Argentina sold 1.87 million tons of new beans in the week ended Nov. 9
Foreign media November 16 news: Argentina’s Ministry of Agriculture released a report showing that the soybean sales of Argentine farmers continued to lag the same period last year.
As of November 9, Argentine farmers had pre-sold 1.866 million tons of 2022/23 soybeans, an increase of 65,000 tons from a week earlier and down from 3.136 million tons in the same period last year.
The USDA in November projected Argentina’s 2022/23 soybean production at 49.5 million tons, down from an October forecast of 51 million tons. The Buenos Aires Grain Exchange forecast soybean production at 48 million tonnes.

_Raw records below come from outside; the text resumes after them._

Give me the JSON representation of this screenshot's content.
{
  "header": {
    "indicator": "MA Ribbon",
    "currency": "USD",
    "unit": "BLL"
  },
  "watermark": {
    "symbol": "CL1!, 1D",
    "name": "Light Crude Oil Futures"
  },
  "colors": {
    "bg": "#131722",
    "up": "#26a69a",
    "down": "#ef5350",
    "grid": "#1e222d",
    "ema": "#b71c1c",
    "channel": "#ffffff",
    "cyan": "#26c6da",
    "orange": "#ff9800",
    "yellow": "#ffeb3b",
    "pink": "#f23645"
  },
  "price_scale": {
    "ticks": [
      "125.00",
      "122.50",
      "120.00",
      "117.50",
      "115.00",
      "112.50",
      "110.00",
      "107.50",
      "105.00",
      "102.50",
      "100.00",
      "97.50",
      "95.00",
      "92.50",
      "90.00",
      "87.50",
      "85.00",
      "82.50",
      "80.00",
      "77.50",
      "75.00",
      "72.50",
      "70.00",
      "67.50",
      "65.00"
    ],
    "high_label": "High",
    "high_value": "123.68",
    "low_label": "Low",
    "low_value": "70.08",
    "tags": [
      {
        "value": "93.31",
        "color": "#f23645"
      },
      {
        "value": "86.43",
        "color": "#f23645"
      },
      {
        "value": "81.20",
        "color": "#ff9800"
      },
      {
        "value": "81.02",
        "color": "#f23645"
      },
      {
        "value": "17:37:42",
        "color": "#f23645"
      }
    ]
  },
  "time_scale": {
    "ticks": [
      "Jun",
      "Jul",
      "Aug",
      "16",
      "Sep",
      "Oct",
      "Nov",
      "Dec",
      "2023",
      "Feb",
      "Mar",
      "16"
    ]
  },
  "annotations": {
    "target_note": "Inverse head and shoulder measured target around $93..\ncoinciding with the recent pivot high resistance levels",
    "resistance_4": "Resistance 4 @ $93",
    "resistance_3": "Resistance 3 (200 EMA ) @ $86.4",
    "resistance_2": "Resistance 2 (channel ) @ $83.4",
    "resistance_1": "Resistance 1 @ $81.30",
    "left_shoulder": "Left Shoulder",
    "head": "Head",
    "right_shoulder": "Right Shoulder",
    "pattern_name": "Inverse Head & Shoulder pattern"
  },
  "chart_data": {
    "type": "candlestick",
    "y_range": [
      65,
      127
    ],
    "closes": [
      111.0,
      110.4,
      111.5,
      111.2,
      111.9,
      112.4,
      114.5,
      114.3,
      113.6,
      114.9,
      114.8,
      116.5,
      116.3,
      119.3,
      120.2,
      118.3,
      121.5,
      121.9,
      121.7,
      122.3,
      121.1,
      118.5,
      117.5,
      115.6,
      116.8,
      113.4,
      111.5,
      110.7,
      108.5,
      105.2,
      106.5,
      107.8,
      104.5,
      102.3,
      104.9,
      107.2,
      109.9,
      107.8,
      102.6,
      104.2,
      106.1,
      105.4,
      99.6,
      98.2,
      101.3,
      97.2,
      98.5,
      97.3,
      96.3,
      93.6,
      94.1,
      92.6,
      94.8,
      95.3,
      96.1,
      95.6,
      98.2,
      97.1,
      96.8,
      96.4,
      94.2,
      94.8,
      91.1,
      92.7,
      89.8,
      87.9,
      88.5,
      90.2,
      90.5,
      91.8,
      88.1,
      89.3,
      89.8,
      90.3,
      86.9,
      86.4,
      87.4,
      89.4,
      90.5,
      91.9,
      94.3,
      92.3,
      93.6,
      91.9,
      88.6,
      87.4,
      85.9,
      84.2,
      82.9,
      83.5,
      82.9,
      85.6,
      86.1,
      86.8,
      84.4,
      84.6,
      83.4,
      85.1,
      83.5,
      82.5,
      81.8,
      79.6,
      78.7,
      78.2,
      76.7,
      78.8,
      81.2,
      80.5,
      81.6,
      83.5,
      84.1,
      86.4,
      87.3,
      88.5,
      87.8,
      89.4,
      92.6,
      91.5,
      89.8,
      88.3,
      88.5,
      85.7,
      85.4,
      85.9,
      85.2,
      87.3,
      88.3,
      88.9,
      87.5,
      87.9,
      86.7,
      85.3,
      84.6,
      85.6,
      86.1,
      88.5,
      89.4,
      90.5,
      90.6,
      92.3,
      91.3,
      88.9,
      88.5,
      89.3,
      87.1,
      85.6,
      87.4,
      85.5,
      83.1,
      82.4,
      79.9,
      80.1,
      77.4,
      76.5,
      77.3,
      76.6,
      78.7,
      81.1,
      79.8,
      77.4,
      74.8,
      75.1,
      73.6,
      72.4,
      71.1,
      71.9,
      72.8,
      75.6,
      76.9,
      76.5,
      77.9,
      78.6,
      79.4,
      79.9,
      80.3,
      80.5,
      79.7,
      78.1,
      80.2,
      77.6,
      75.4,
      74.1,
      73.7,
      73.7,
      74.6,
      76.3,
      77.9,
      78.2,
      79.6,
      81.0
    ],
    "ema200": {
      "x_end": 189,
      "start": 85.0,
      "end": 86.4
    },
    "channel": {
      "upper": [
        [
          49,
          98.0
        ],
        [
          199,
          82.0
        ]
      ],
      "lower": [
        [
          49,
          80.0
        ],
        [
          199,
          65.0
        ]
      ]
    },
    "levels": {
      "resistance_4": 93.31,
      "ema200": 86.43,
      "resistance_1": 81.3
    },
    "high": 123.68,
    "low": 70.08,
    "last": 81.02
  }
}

As of November 9, Argentine farmers had sold 31.78 million tons of 2021/22 soybeans, up 249,000 tons from a week earlier and lower than the 34.11 million tons sold in the same period last year.
For comparison, the weekly sales volume on November 2 was 248,000 tons, and the weekly sales in October were 323,000 tons, 165,000 tons, 55,000 tons and 376,000 tons respectively.
For comparison, 1.787 million tons of soybeans were sold in the week ended September 28, because in September the Argentine government provided farmers with a special exchange rate of 1 US dollar to 200 pesos to encourage faster soybean sales and increase the country’s foreign exchange reserves.
The Buenos Aires Grain Exchange forecasts Argentina’s soybean production to reach 43.3 million tonnes in 2021/22. The U.S. Department of Agriculture projected Argentina’s soybean production at 43.9 million tons in November, down from its October forecast of 44 million tons.
The Argentine Finance Minister announced on September 4 that from September 5 to 30, the settlement exchange rate for soybean farmers in Argentina to sell soybeans was 200 pesos per US dollar, instead of the official 140 pesos, prompting farmers to sell soybeans actively.
Previously, due to high inflation in Argentina (which may be close to 100% this year) and the continued depreciation of the currency, Argentine farmers were reluctant to sell soybeans, using soybeans as a hard currency against a weakening peso. Because Argentine farmers sell soybeans for peso income, the depreciation of the peso means it is more cost-effective to hold soybeans than to hold the peso.